Can you explain what you use as categorization elements?
You train your own set by posting the document and the classification / category to the service. The training set is then used to calculate the prior probabilities needed by Bayes theorem. Once you have a proper training set, you can post a document to the service and it will return a list of probable categories from the training set.

Your set might look something like this:

Category - Document

negative - I don't like ice cream

positive - That's an awesome idea

neutral - The wind is blowing today

positive - We won!

You'll get a categorization of either positive, negative or neutral.

Yes, well - I understand the general theory, but I don't understand how it applies to managing your bank account.

I do manage my bank account, but I don't see any need for an "classifier": when I input (or check) a supermarket bill I don't need much help in setting it to "GROCERIES". Basically anything that gets into my accounting files it's either something I know already what is about, or else something I need to investigate (e.g.: a speed ticket from a foreign country, routed to my credit card by the car rental company).

I honestly don't believe Bayes is that relevant to day to day decision making but I'm keen to see a counter-argument (I have some but I don't find them convincing yet).

I see Bayes as a method to solve certain classes of problem but the key challenge in everyday decisions is more like a design problem i.e. to define what the problem is. Once you have defined "what would be a good outcome of this decision" sufficiently, the answer rarely requires statistical methods. The common sources of error in a decision are in its definition e.g. omitting a requirement that is later revealed as essential.

For example, if you are analysing drug studies, Bayes is obviously relevant but for something more common place such as choosing a software tool, the main challenge is to understand what your goals are so that you can identify the criteria by which to judge the tools and the trade-offs you are willing to accept.

The biggest steps to improving decision quality appear to be process related e.g. using prototypes to explore options before making a larger commitment. Such acts are so effective because they reveal information that lets you improve your goals rather than just clarifying the quality of an option.

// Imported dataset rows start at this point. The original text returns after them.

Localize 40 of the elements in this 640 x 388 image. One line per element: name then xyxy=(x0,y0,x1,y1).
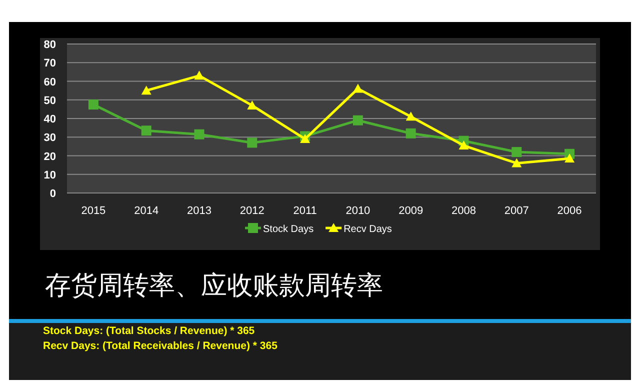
x-tick-label: 2014 xyxy=(134,205,159,217)
point xyxy=(352,84,363,93)
point xyxy=(406,128,416,138)
x-tick-label: 2011 xyxy=(293,205,317,217)
point xyxy=(300,134,310,143)
point xyxy=(194,129,204,140)
point xyxy=(194,70,204,80)
legend-label: Recv Days xyxy=(344,224,392,235)
y-tick-label: 80 xyxy=(44,39,56,51)
x-tick-label: 2009 xyxy=(398,205,424,217)
text: Stock Days: (Total Stocks / Revenue) * 365 xyxy=(43,325,255,337)
x-tick-label: 2012 xyxy=(240,205,264,217)
point xyxy=(141,126,152,136)
point xyxy=(141,86,152,95)
x-tick-label: 2015 xyxy=(81,205,106,217)
x-tick-label: 2013 xyxy=(187,205,212,217)
text: 存货周转率、应收账款周转率 xyxy=(45,271,383,301)
x-tick-label: 2010 xyxy=(346,205,370,217)
y-tick-label: 70 xyxy=(44,58,56,70)
point xyxy=(512,158,522,168)
y-tick-label: 50 xyxy=(44,94,56,107)
point xyxy=(564,154,575,163)
point xyxy=(352,115,363,126)
text: Recv Days: (Total Receivables / Revenue) * 365 xyxy=(43,340,278,352)
y-tick-label: 0 xyxy=(50,188,56,200)
y-tick-label: 40 xyxy=(44,114,56,126)
point xyxy=(88,100,98,110)
y-tick-label: 60 xyxy=(44,76,56,88)
x-tick-label: 2008 xyxy=(452,205,476,217)
legend-label: Stock Days xyxy=(263,224,314,235)
y-tick-label: 20 xyxy=(44,150,56,163)
x-tick-label: 2006 xyxy=(557,205,582,217)
point xyxy=(406,112,416,121)
point xyxy=(247,100,258,110)
y-tick-label: 30 xyxy=(44,132,56,144)
point xyxy=(512,147,522,158)
point xyxy=(247,138,258,148)
y-tick-label: 10 xyxy=(44,169,56,182)
point xyxy=(458,140,469,150)
x-tick-label: 2007 xyxy=(504,205,529,217)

Well, I wouldn't be surprised if the only practical benefit in building a Bayesian Network model ended up being that "that you had to think long and hard at what the various inputs are and how they should be linked".

I am curious if there is any kind of resource that would help me to confidently add Bayes to my normal decision-making toolchest.

Yep, I can see the value as a thinking tool. There are tools like http://www.bayesia.com/ and http://www.hugin.com/ but they are enterprise pricey and I find them very clunky.

I'd love to know how your ideal tool might work. Do you mind if I drop you an email (from your profile info)?

I'm working on a decision making tool to let you quickly describe reasoning with simple bullet point lists. It aims to be as quick as a making a rough note so that with just a few different types of bullet, you can create belief networks and computable decision models.

The tool is intended for a general audience so it currently uses simple weighted evidence. If you can tell me how you would like to work with probabilities then you might get the tool you want :)

Sorry, seen this only now... please feel free to write directly, thanks.